According to the Census Bureau’s Current Population Survey, for every $100 earned by the average white family, black families earn $57.30. The Institute for Policy Studies reports that black and Latinx households are projected to lose more wealth by 2020, by 18 and 12 percent respectively. As Forbes paraphrased, “After those declines, the median white household will own 86 times more wealth than its black counterpart, and 68 times more wealth than its Latino one.” And according to the Institute On Assets and Social Policy at Brandeis, white Americans with college degrees are three times wealthier than than black Americans with the same credentials.
Despite select success stories of black wealth (whether in the form of a celebrity like Oprah Winfrey or a former president like Barack Obama) and false claims by Donald Trump about gains in black employment under his administration, the overall economic outlook for the average black American is bleak. And the data is similar for Latinx Americans, most of whom cannot afford to pay for a $400 emergency expense on their own.
Closing the racial wealth gap is a gargantuan task centuries in the making, and it can’t be fixed with a single revolutionary bill passing congress. But some politicians are starting to embrace economic platforms that progressive economists and left organizers have embraced for decades. Policies like California senator and potential 2020 presidential contender Kamala Harris’s rather meager cash assistance plan for low income families, however short it may fall in its current iteration, would have been politically unthinkable even three years ago for a mainstream Democrat.
The same could be said of Cory Booker’s recently introduced baby bond proposal.
As Vox reported earlier this week, Booker’s American Opportunity Accounts Program would give each child born in the United States a savings account of $1,000. The government then deposits up to $2,000 into the account every year until the child turns 18. The deposits depend on family income, with lower income children receiving larger deposits and high income families receiving very little. By 18, a child from a low-income family could end up with nearly $50,000 to spend toward “wealth-building purchases”—like college tuition or a down-payment on a home. (Booker has yet to provide a full list of eligible uses for the savings.) This nest egg—referred to as a baby bond—is a stark contrast to current conservative policies such as the child tax credit.

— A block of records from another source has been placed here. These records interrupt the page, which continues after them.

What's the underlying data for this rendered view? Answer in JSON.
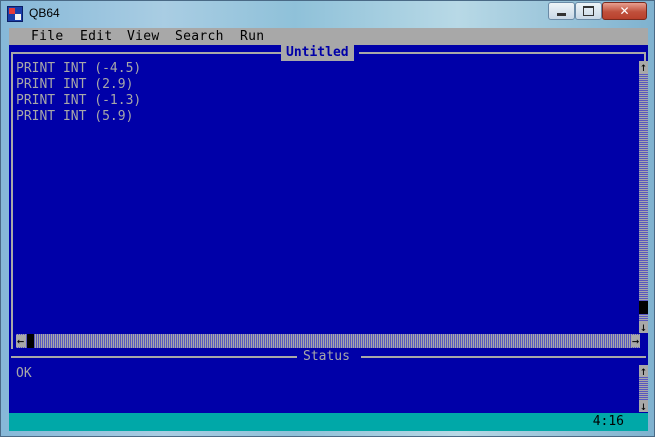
{
  "window": {
    "title": "QB64",
    "controls": {
      "minimize": "minimize",
      "maximize": "maximize",
      "close": "✕"
    }
  },
  "menu": {
    "items": [
      {
        "label": "File"
      },
      {
        "label": "Edit"
      },
      {
        "label": "View"
      },
      {
        "label": "Search"
      },
      {
        "label": "Run"
      }
    ]
  },
  "editor": {
    "title": "Untitled",
    "lines": [
      "PRINT INT (-4.5)",
      "PRINT INT (2.9)",
      "PRINT INT (-1.3)",
      "PRINT INT (5.9)"
    ],
    "scroll": {
      "up": "↑",
      "down": "↓",
      "left": "←",
      "right": "→"
    }
  },
  "status": {
    "title": "Status",
    "text": "OK"
  },
  "cursor_position": "4:16",
  "colors": {
    "editor_background": "#0000a8",
    "text": "#a8a8a8",
    "menu_bar": "#a8a8a8",
    "bottom_bar": "#00a8a8"
  },
  "icons": {
    "app": "qb64-icon",
    "minimize": "minimize-icon",
    "maximize": "maximize-icon",
    "close": "close-icon"
  }
}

I spoke with Yana Rodgers, the director of the Center for Women and Work at Rutgers University and professor of labor studies and feminist economics, about Booker’s proposal, what it could mean for the racial wealth gap, and creeping acceptance of universal basic income-style programs in the United States. Our conversation has been condensed and edited for clarity.
JEZEBEL: A lot of people don’t know about how the economics of these bills work. They just kind of take at face value what politicians tell them. Can you give me a sense of what Booker’s policy actually means?
YANA RODGERS: What it means is all households, when a new baby is born, will have a certain dollar amount put into a savings account managed by the federal government. That amount is the same for all families. And then every year after that, the federal government will contribute an additional amount to the savings account, but that additional amount depends on income. So the additional amount is highest for low income families. The additional amount slowly becomes smaller until a certain threshold; after a certain income threshold of better off families, they no longer get the additional amount. This additional amount is paid every year until a child turns 18, and it does accrue some interest—I think the plan is up to about three percent.